Beth & Heinz Klein

(Moto)viagens

Diário de bordo -  Américas 2011: Colômbia - Panamá

Próxima página
Página anterior
Próxima página
Página anterior
O dia começou com um diálogo curioso: acordamos ouvindo a voz de alguém, que pelo teor da conversa percebemos ser um Kuna, oferecendo cabombias, um molusco que cresce naquelas conchas espiraladas que vemos enfeitando aparadores de casas por aí, para o Roland. O alemão, com um espanhol ultra-estropiado, passou um senhor sermão no Kuna, argumentando que essa época é de preservação das cabombias (reprodução) e que o Kuna estava se prejudicando ao pescar o molusco.

Nesse dia o plano era nos deslocarmos para outras ilhas, e isso começou bem cedo, ainda enquanto tomávamos café.
15/05/2011 - Domingo: Mar do Caribe (primeiras horas)

Antes de mais nada, até alguns instantes após a partida ainda não havíamos percebido que o tal Fritz nem estava a bordo: Roland era o capitão do barco (contratado dois meses antes para isso) e Jose, um panamenho, era marinheiro e cozinheiro - aliás muito bom!

Durante toda a viagem nos divertimos com aquele gigante de mais de dois metros de altura se contorcendo para se mover pelo barco. Até que o Roland é ágil e flexível!

Nós, felizmente, havíamos reservado uma cabine com banheiro próprio e com espaço razoável para um barco daquele tamanho.

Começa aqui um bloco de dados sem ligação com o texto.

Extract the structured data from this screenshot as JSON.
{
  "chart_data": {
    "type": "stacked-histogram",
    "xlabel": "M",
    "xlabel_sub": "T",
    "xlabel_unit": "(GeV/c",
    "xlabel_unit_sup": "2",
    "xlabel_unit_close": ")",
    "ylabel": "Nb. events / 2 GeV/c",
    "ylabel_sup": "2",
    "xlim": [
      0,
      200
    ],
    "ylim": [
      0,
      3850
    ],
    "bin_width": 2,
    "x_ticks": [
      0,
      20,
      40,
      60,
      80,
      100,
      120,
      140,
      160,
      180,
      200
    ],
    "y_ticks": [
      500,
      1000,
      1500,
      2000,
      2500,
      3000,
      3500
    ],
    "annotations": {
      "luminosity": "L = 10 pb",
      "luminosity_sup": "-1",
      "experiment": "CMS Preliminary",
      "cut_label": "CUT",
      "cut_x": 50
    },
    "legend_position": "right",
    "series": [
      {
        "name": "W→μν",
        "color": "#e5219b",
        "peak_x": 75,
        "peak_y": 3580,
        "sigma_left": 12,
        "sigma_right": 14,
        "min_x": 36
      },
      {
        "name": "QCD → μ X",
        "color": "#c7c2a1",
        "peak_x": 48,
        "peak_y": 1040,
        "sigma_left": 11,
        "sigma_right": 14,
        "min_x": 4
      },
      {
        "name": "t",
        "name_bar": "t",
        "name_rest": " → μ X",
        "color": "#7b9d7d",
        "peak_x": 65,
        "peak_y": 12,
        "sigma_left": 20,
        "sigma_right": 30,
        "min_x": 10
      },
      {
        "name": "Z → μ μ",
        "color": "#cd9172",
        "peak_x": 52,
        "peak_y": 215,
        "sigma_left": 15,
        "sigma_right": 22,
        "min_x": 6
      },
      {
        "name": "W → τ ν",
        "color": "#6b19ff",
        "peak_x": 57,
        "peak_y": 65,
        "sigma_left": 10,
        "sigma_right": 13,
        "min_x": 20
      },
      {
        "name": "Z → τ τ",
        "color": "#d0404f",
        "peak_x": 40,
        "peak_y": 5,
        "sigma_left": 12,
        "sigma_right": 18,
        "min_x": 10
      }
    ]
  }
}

Essa opção foi importantíssima porque o tal de Fritz é profundamente ganancioso, e só não pendura passageiros nos mastros porque não dá: no site do barco há uma esquema mostrando que dentro da cabine há uma mesa com assentos formando um "U" em torno dela, além da mesa no convés externo. Que dera! A tal mesa foi convertida numa 'camona' onde dormem três ou quatro pessoas uma ao lado da outra. No total éramos 15 passageiros: cinco pilotos de moto mais a Beth, e nove 'pedestres'. Para quatro desses passageiros havia dois banheiros - as duas cabines com banheiro privativo - e os demais onze tinham que compartilhar um banheiro.

Isso sem contar que com essa multidão a bordo não havia lugar para as mochilas, não havia mesa para todos nas refeições, enfim, era um senhor aperto. O tamanho do aperto fomos percebendo ao longo da viagem...

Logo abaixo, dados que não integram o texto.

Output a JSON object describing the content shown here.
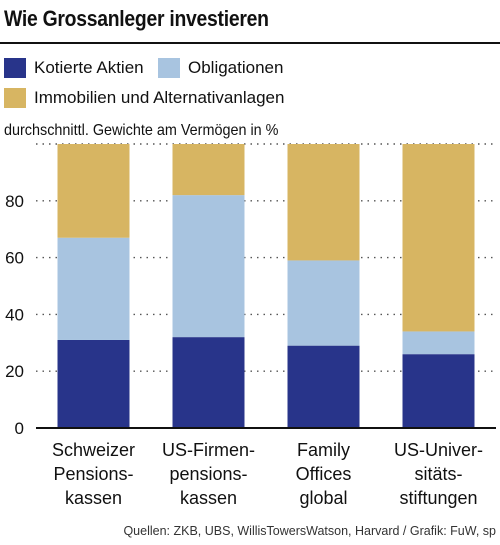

Partimos só com motor, o que não nos surpreendeu, mas quando saímos da baía de Cartagena a vela principal foi içada... e o motor continuou funcionando. Explicação: aquilo era uma viagem comercial, com início e fim definidos, e como os ventos não estavam bons o motor proporcionaria a velocidade necessária para atender ao cronograma. Que veleiro barulhento!

Começamos a tomar mais contato com o barco e seus passageiros, enquanto o Jose cuidava de preparar e servir o almoço. Do ponto de vista culinário foi uma viagem muito interessante, com pratos extremamente variados e muitas vezes surpreendentes, como no dia em que ganhamos panquecas com geléia ou açúcar e limão para jantar ou quando foi servida comida austríaca. Não podemos nos queixar dessa parte - só o peixe que o pessoal pescou e que foi comido no último dia é que não estava grande coisa, mas foi o que o Jose conseguiu fazer com a matéria prima disponível.

Além do australiano, três canadenses e nós, havia um cara com jeito de filipino, nacionalidade norueguesa e que morava nos EUA, um casal neozelandes, um suiço, um alemão e duas americanas e duas inglesas. Uma mistura e tanto...

Não havia muito o que fazer no barco, e com o aperto que aquilo estava nem um lugar minimamente decente para trabalhar no notebook havia. Era basicamente conversar com os outros, comer e dormir. Essa última parte se revelou um tanto problemática nessa primeira noite: nossa cama ficava na parte da frente da estrutura que liga os dois cascos do catamarã. A grande qualidade do catamarã é que ele não 'rola', mas descobrimos que aquela 'ponte' que liga os cascos é um excelente lugar para as ondas se encaixarem e explodirem contra a fibra de vidro. Havia momentos em que tínhamos a impressão que a pancada levantava o colchão!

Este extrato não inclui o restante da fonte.